Configuring Components on the Cluster

Overview

After deploying the in-database deployment package, you must configure several components and settings on the Hadoop cluster in order for SAS Data Loader for Hadoop to operate correctly. These components and settings are explained in the following topics:

SQOOP and OOZIE

Your Hadoop cluster must be configured to use OOZIE scripts.
Note: Ensure that Oozie 4.0 or later is installed. You must add the following as entries in the list for the oozie.service.SchemaService.wf.ext.schemas property:
  • sqoop-action-0.4.xsd
  • hive-action-0.3.xsd
  • oozie-workflow-0.4.xsd
  • shell-action-0.3.xsd (for Spark submission)

JDBC Drivers

SAS Data Loader for Hadoop leverages the SQOOP and OOZIE components installed with the Hadoop cluster to move data to and from a DBMS. The SAS Data Loader for Hadoop vApp client also accesses databases directly using JDBC for the purpose of selecting either source or target schemas and tables to move.
You must install on the Hadoop cluster the JDBC driver or drivers required by the DBMSs that users need to access.
SAS Data Loader for Hadoop supports the Teradata and Oracle DBMSs directly. You can support additional databases by selecting Other in the Type option on the SAS Data Loader for Hadoop Database Configuration dialog box. For more information about the dialog box, see the SAS Data Loader for Hadoop: User’s Guide.
For Teradata and Oracle, SAS recommends that you download the following JDBC files from the vendor site:
JDBC Files
Database
Required Files
Oracle
ojdbc6.jar
Teradata
tdgssconfig.jar and terajdbc4.jar
Note: You must also download the Teradata connector JAR file that is matched to your cluster distribution, if available.
The JDBC and connector JAR files must be located in the OOZIE shared libs directory in HDFS, not in /var/lib/sqoop. The correct path is available from the oozie.service.WorkflowAppService.system.libpath property.
The default directories in the Hadoop file system are as follows:
  • Hortonworks, Pivotal HD, IBM BigInsights Hadoop clusters: /user/oozie/share/lib/lib_version/sqoop
  • Cloudera Hadoop clusters: /user/oozie/share/lib/sharelibversion/sqoop
  • MapR Hadoop clusters: /oozie/share/lib/sqoop
You must have, at a minimum, -rw-r--r-- permissions on the JDBC drivers.
After JDBC drivers have been installed and configured along with SQOOP and OOZIE, you must refresh sharelib, as follows:
oozie admin -oozie oozie_url -sharelibupdate
SAS Data Loader for Hadoop users must also have the same version of the JDBC drivers on their client machines in the SASWorkspace\JDBCDrivers directory. Provide a copy of the JDBC drivers to SAS Data Loader for Hadoop users.

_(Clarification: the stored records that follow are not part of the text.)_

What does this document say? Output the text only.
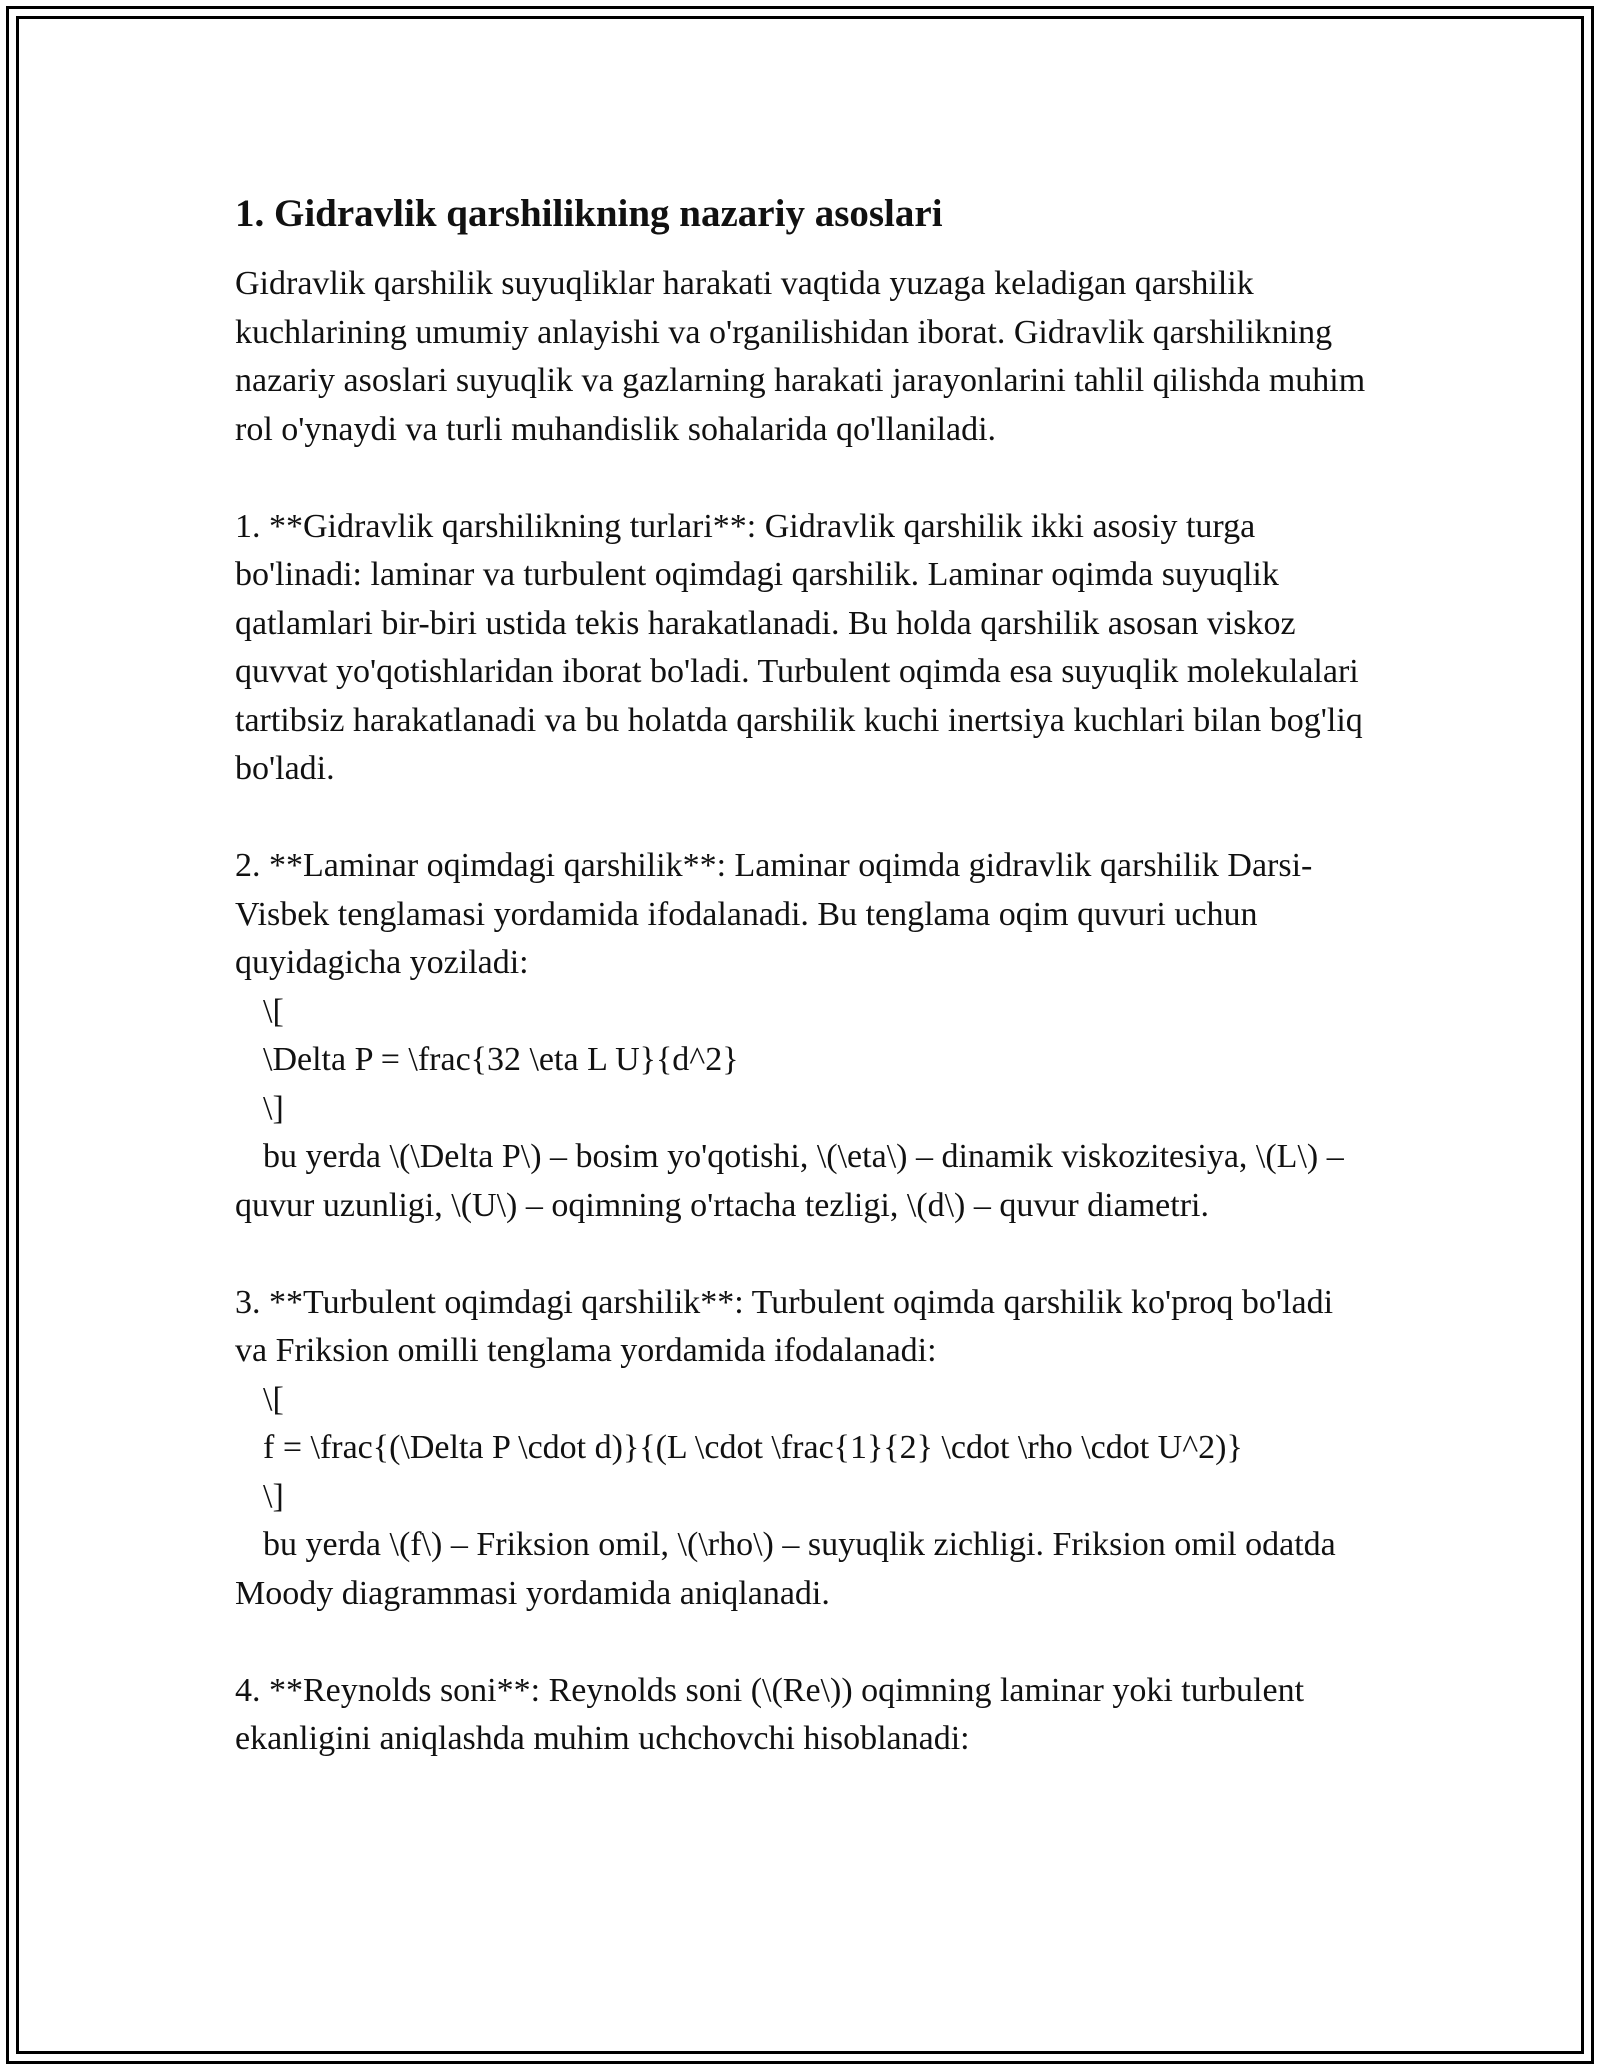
1. Gidravlik qarshilikning nazariy asoslari

Gidravlik qarshilik suyuqliklar harakati vaqtida yuzaga keladigan qarshilik kuchlarining umumiy anlayishi va o'rganilishidan iborat. Gidravlik qarshilikning nazariy asoslari suyuqlik va gazlarning harakati jarayonlarini tahlil qilishda muhim rol o'ynaydi va turli muhandislik sohalarida qo'llaniladi.

1. **Gidravlik qarshilikning turlari**: Gidravlik qarshilik ikki asosiy turga bo'linadi: laminar va turbulent oqimdagi qarshilik. Laminar oqimda suyuqlik qatlamlari bir-biri ustida tekis harakatlanadi. Bu holda qarshilik asosan viskoz quvvat yo'qotishlaridan iborat bo'ladi. Turbulent oqimda esa suyuqlik molekulalari tartibsiz harakatlanadi va bu holatda qarshilik kuchi inertsiya kuchlari bilan bog'liq bo'ladi.

2. **Laminar oqimdagi qarshilik**: Laminar oqimda gidravlik qarshilik Darsi-Visbek tenglamasi yordamida ifodalanadi. Bu tenglama oqim quvuri uchun quyidagicha yoziladi:

\[

\Delta P = \frac{32 \eta L U}{d^2}

\]

bu yerda \(\Delta P\) – bosim yo'qotishi, \(\eta\) – dinamik viskozitesiya, \(L\) – quvur uzunligi, \(U\) – oqimning o'rtacha tezligi, \(d\) – quvur diametri.

3. **Turbulent oqimdagi qarshilik**: Turbulent oqimda qarshilik ko'proq bo'ladi va Friksion omilli tenglama yordamida ifodalanadi:

\[

f = \frac{(\Delta P \cdot d)}{(L \cdot \frac{1}{2} \cdot \rho \cdot U^2)}

\]

bu yerda \(f\) – Friksion omil, \(\rho\) – suyuqlik zichligi. Friksion omil odatda Moody diagrammasi yordamida aniqlanadi.

4. **Reynolds soni**: Reynolds soni (\(Re\)) oqimning laminar yoki turbulent ekanligini aniqlashda muhim uchchovchi hisoblanadi:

Spark Bin Directory Required in the Hadoop PATH

SAS Data Loader for Hadoop supports the Apache Spark cluster computing framework. Spark support requires the addition of the Spark bin directory to the PATH environment variable on each Hadoop node.
Most Hadoop distributions include the Spark bin directory in /usr/bin. In some distributions, such as MapR, the Spark bin directory is not included by default in the PATH variable. You must add a line to yarn-env.sh on each nodemanager node. The following example illustrates a typical addition to yarn-env.sh:
/* In MapR 5.0, using Spark 1.3.1 */
  export PATH=$PATH:/opt/mapr/spark/spark-1.3.1/bin
You can use the command echo $PATH to verify that the path has been added.

User IDs

Kerberos

If your installation uses Kerberos authentication, see Configuring Kerberos.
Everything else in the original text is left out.